昭和7年。この時代に物語を設定したのが上手いと思う。「今」を「生きる」事を書いてきた北村作品において、読者からすれば「過去」の話を書くのは異質である(例外的に『リセット』には過去の話も出てくるが)。しかし英子たち登場人物にしてみれば、語られる事は紛れもない「今」である。が、私たち読者は作中に出てくる「天からの眼」の視点によって、彼らの不自由のない「今」が近い将来に脆く崩れ去るだろう、との予感と歴史上の事実を知っている。英子たちの世界の基盤となっている爵位や財閥、そして軍部などの描写は、読者に痛みを感じさせる。この華やかさと危うさの対比が物語に緊張感を持たせ、より一層の深みを与えていると思う。
このシリーズは探偵役の設定も変わっている。2人で1人の探偵のようなのだ(もちろんベッキーさんの比重の方が大きいが)。英子にも洞察力と優しさを持たせるのがいい。この2人の英知をもってして、時代という馬を乗りこなして欲しい。
余談ですが、巻末の「北村薫論」での『スキップ』を記憶障害、『ターン』臨死体験と考える説にビックリ。現実的解釈をほどこすとこうなるのか、と感心しました。

  • 「虚栄の市」…穴の中から発見された学生の死体。しかし被害者は当日、自分から穴掘りの道具を借りていた…。全ての登場人物が初顔合わせ。なので英子と英子の環境、そしてベッキーさんの魅力にページが多く割かれている。謎は後半に少しだけで、謎解きは謎解きではないのだが、この時代の背景を上手く使ったと感心。色々な物で、この時代の空気を感じるようになっている。上手いなー。

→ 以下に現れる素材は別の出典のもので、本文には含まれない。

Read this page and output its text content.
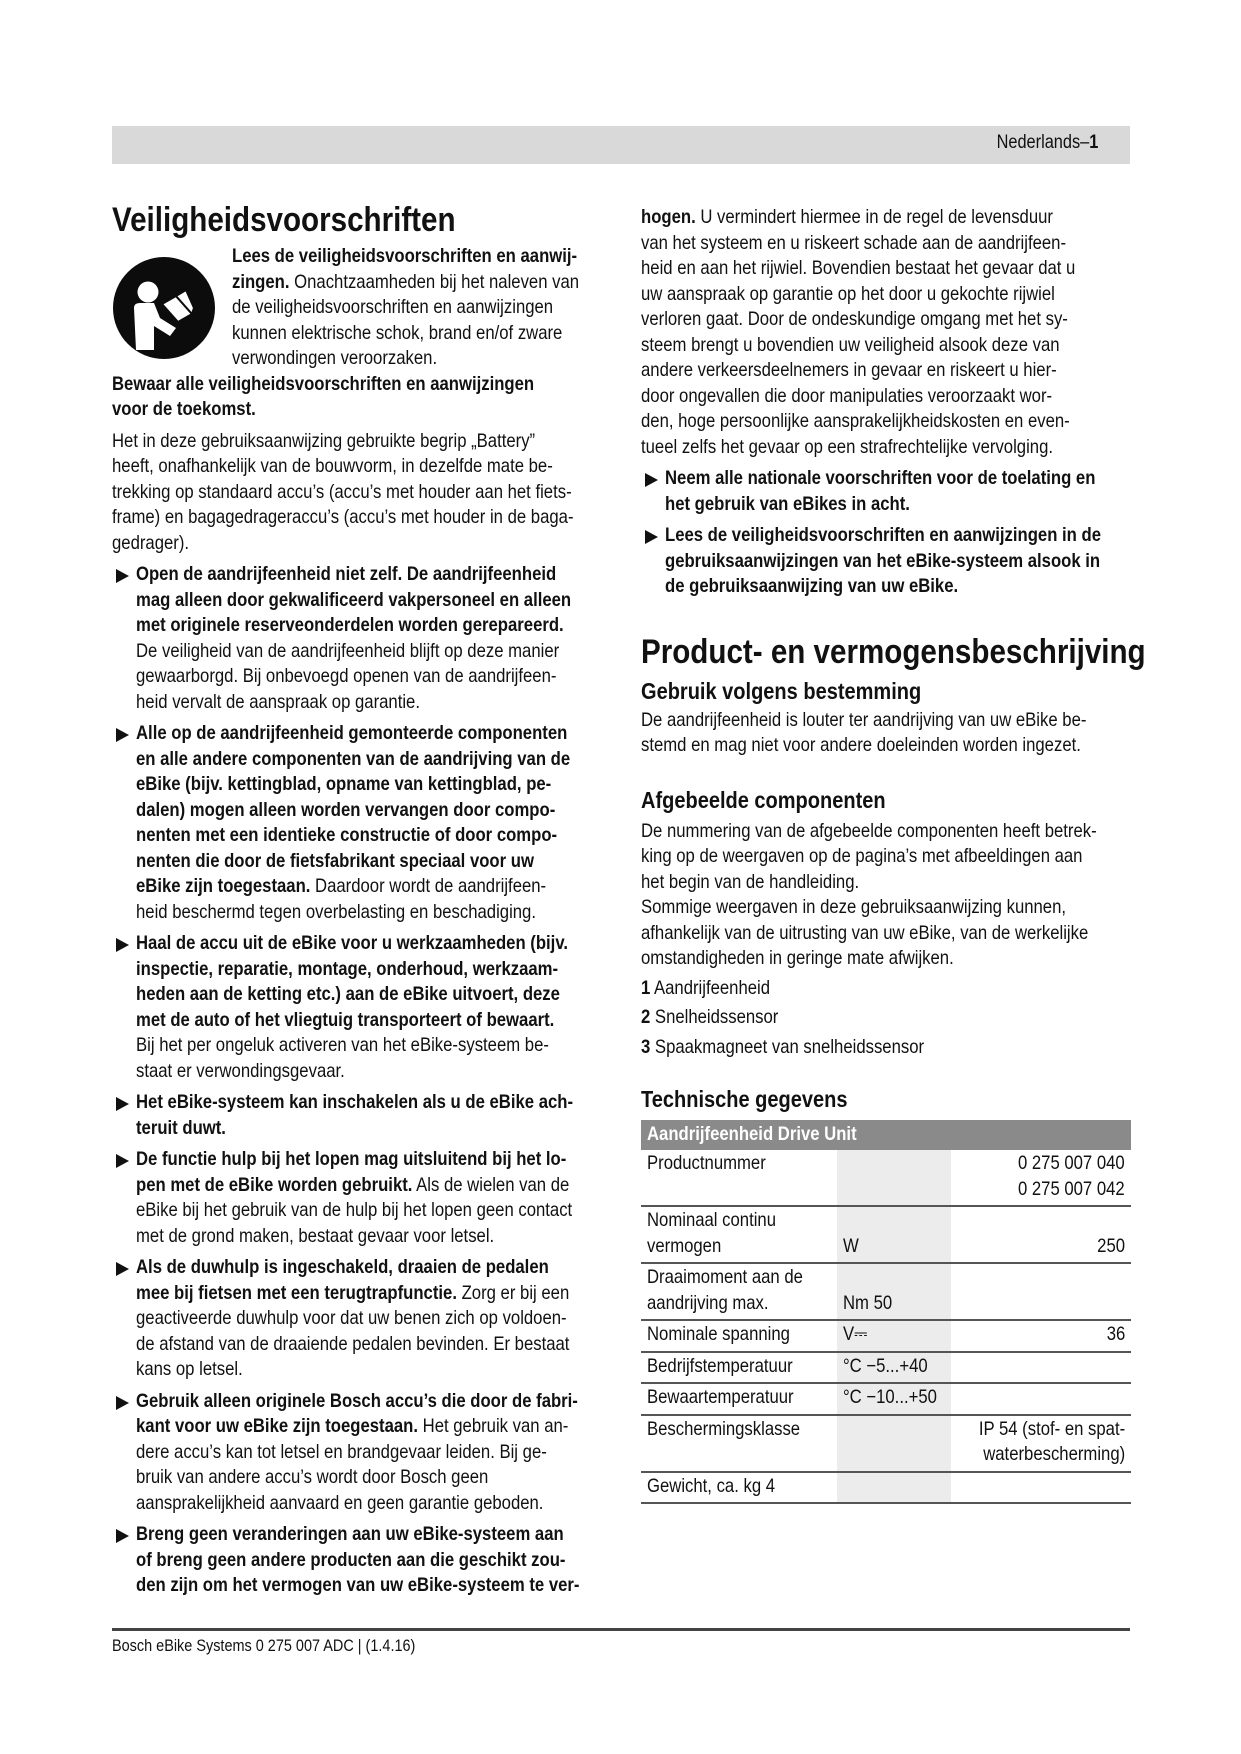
Nederlands–1
Veiligheidsvoorschriften
Lees de veiligheidsvoorschriften en aanwij-
zingen. Onachtzaamheden bij het naleven van
de veiligheidsvoorschriften en aanwijzingen
kunnen elektrische schok, brand en/of zware
verwondingen veroorzaken.
Bewaar alle veiligheidsvoorschriften en aanwijzingen
voor de toekomst.
Het in deze gebruiksaanwijzing gebruikte begrip „Battery”
heeft, onafhankelijk van de bouwvorm, in dezelfde mate be-
trekking op standaard accu’s (accu’s met houder aan het fiets-
frame) en bagagedrageraccu’s (accu’s met houder in de baga-
gedrager).
Open de aandrijfeenheid niet zelf. De aandrijfeenheid
mag alleen door gekwalificeerd vakpersoneel en alleen
met originele reserveonderdelen worden gerepareerd.
De veiligheid van de aandrijfeenheid blijft op deze manier
gewaarborgd. Bij onbevoegd openen van de aandrijfeen-
heid vervalt de aanspraak op garantie.
Alle op de aandrijfeenheid gemonteerde componenten
en alle andere componenten van de aandrijving van de
eBike (bijv. kettingblad, opname van kettingblad, pe-
dalen) mogen alleen worden vervangen door compo-
nenten met een identieke constructie of door compo-
nenten die door de fietsfabrikant speciaal voor uw
eBike zijn toegestaan. Daardoor wordt de aandrijfeen-
heid beschermd tegen overbelasting en beschadiging.
Haal de accu uit de eBike voor u werkzaamheden (bijv.
inspectie, reparatie, montage, onderhoud, werkzaam-
heden aan de ketting etc.) aan de eBike uitvoert, deze
met de auto of het vliegtuig transporteert of bewaart.
Bij het per ongeluk activeren van het eBike-systeem be-
staat er verwondingsgevaar.
Het eBike-systeem kan inschakelen als u de eBike ach-
teruit duwt.
De functie hulp bij het lopen mag uitsluitend bij het lo-
pen met de eBike worden gebruikt. Als de wielen van de
eBike bij het gebruik van de hulp bij het lopen geen contact
met de grond maken, bestaat gevaar voor letsel.
Als de duwhulp is ingeschakeld, draaien de pedalen
mee bij fietsen met een terugtrapfunctie. Zorg er bij een
geactiveerde duwhulp voor dat uw benen zich op voldoen-
de afstand van de draaiende pedalen bevinden. Er bestaat
kans op letsel.
Gebruik alleen originele Bosch accu’s die door de fabri-
kant voor uw eBike zijn toegestaan. Het gebruik van an-
dere accu’s kan tot letsel en brandgevaar leiden. Bij ge-
bruik van andere accu’s wordt door Bosch geen
aansprakelijkheid aanvaard en geen garantie geboden.
Breng geen veranderingen aan uw eBike-systeem aan
of breng geen andere producten aan die geschikt zou-
den zijn om het vermogen van uw eBike-systeem te ver-
hogen. U vermindert hiermee in de regel de levensduur
van het systeem en u riskeert schade aan de aandrijfeen-
heid en aan het rijwiel. Bovendien bestaat het gevaar dat u
uw aanspraak op garantie op het door u gekochte rijwiel
verloren gaat. Door de ondeskundige omgang met het sy-
steem brengt u bovendien uw veiligheid alsook deze van
andere verkeersdeelnemers in gevaar en riskeert u hier-
door ongevallen die door manipulaties veroorzaakt wor-
den, hoge persoonlijke aansprakelijkheidskosten en even-
tueel zelfs het gevaar op een strafrechtelijke vervolging.
Neem alle nationale voorschriften voor de toelating en
het gebruik van eBikes in acht.
Lees de veiligheidsvoorschriften en aanwijzingen in de
gebruiksaanwijzingen van het eBike-systeem alsook in
de gebruiksaanwijzing van uw eBike.
Product- en vermogensbeschrijving
Gebruik volgens bestemming
De aandrijfeenheid is louter ter aandrijving van uw eBike be-
stemd en mag niet voor andere doeleinden worden ingezet.
Afgebeelde componenten
De nummering van de afgebeelde componenten heeft betrek-
king op de weergaven op de pagina’s met afbeeldingen aan
het begin van de handleiding.
Sommige weergaven in deze gebruiksaanwijzing kunnen,
afhankelijk van de uitrusting van uw eBike, van de werkelijke
omstandigheden in geringe mate afwijken.
1 Aandrijfeenheid
2 Snelheidssensor
3 Spaakmagneet van snelheidssensor
Technische gegevens
Aandrijfeenheid Drive Unit		

Productnummer		0 275 007 040
0 275 007 042

Nominaal continu
vermogen	W	250

Draaimoment aan de
aandrijving max.	Nm 50	

Nominale spanning	V⎓	36

Bedrijfstemperatuur	°C −5...+40	

Bewaartemperatuur	°C −10...+50	

Beschermingsklasse		IP 54 (stof- en spat-
waterbescherming)

Gewicht, ca. kg 4		

Bosch eBike Systems 0 275 007 ADC | (1.4.16)
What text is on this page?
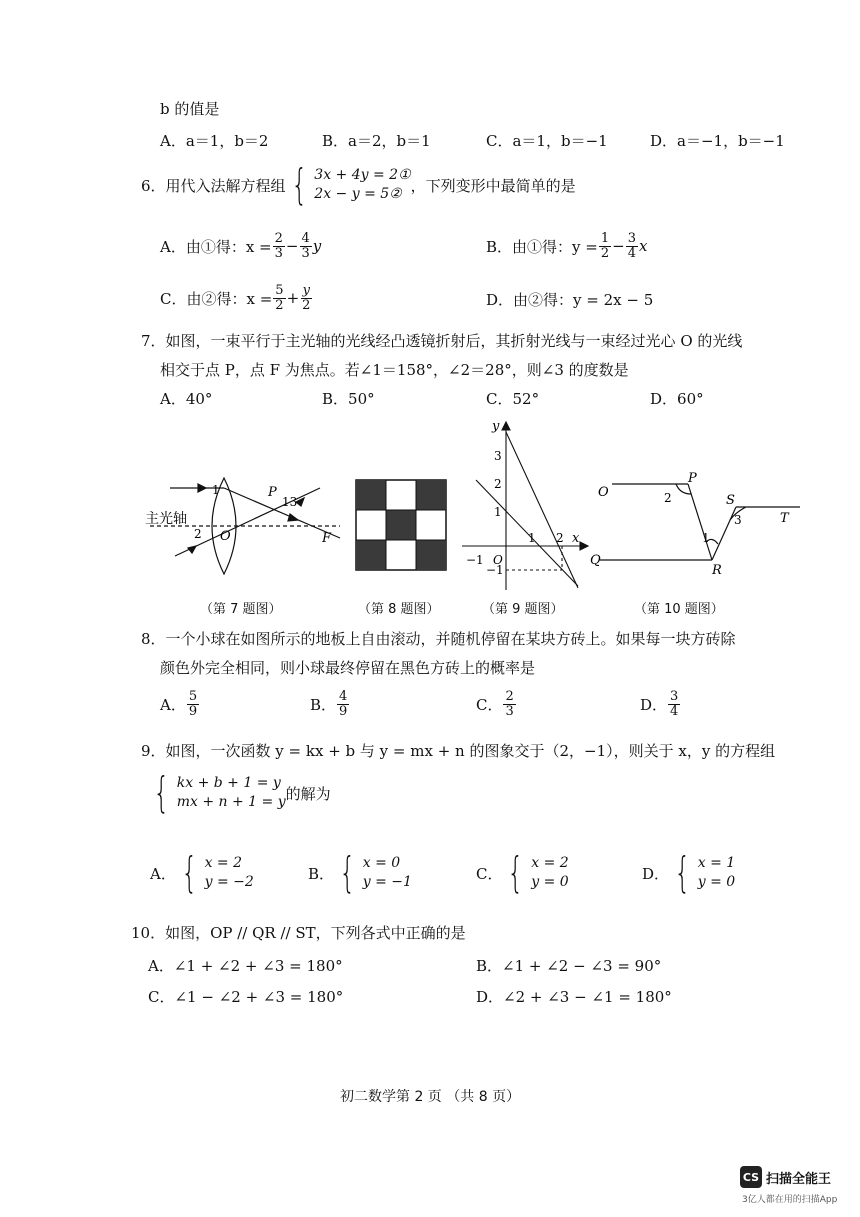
b 的值是
A．a＝1，b＝2	B．a＝2，b＝1	C．a＝1，b＝−1	D．a＝−1，b＝−1
6．用代入法解方程组 { 3x + 4y = 2①
2x − y = 5② ，下列变形中最简单的是
A．由①得：$x = \frac{2}{3} - \frac{4}{3}$ y	B．由①得：$y = \frac{1}{2} - \frac{3}{4}$ x
C．由②得：$x = \frac{5}{2} + \frac{y}{2}$	D．由②得：y = 2x − 5
7．如图，一束平行于主光轴的光线经凸透镜折射后，其折射光线与一束经过光心 O 的光线
相交于点 P，点 F 为焦点。若∠1＝158°，∠2＝28°，则∠3 的度数是
A．40°	B．50°	C．52°	D．60°
主光轴
1	P
13
2 O	F
y
3
2
1
−1 O
1 2 x
−1
O	2
P
S
3	T
1
Q
R
（第 7 题图）	（第 8 题图）	（第 9 题图）	（第 10 题图）
8．一个小球在如图所示的地板上自由滚动，并随机停留在某块方砖上。如果每一块方砖除
颜色外完全相同，则小球最终停留在黑色方砖上的概率是
A． $\frac{5}{9}$	B． $\frac{4}{9}$	C． $\frac{2}{3}$	D． $\frac{3}{4}$
9．如图，一次函数 y = kx + b 与 y = mx + n 的图象交于（2，−1），则关于 x，y 的方程组
{ kx + b + 1 = y
mx + n + 1 = y 的解为
A． { x = 2
y = −2	B． { x = 0
y = −1	C． { x = 2
y = 0	D． { x = 1
y = 0
10．如图，OP // QR // ST，下列各式中正确的是
A．∠1 + ∠2 + ∠3 = 180°	B．∠1 + ∠2 − ∠3 = 90°
C．∠1 − ∠2 + ∠3 = 180°	D．∠2 + ∠3 − ∠1 = 180°
初二数学第 2 页 （共 8 页）
CS 扫描全能王
3亿人都在用的扫描App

  • 「銀座八丁」…英子の兄・雅吉が友人に出題された暗号。3,4日毎に送られてくる品が待合わせ場所を示す物だというが…。当時の銀座の様子が眼に浮かぶようだった。参考文献の多さが、この世界をしっかりとかたどっているのだろう。北村さんブラボー。これも謎解きよりも読者の関心はベッキーさんの行動の方でしょう。私は最後の最後にベッキーさんの正体が分かればいいかな、と気長に待ちます。
  • 「街の灯」…軽井沢の別荘地で行われた少人数での映写会。その途中で、ある事が引き金となり人が死ぬ。だが英子はその死の不自然な点を指摘する…。謎自体は古き良きトリックといった感じ。ただ語るべきは、その動機や背景であろう。ああいう事を語らせるなんてスゴイ。他人のみならず自分も、そう思う所が潔く、怖い。映画「街の灯」の使い方も上手い。練られた構成に頭が上がりません。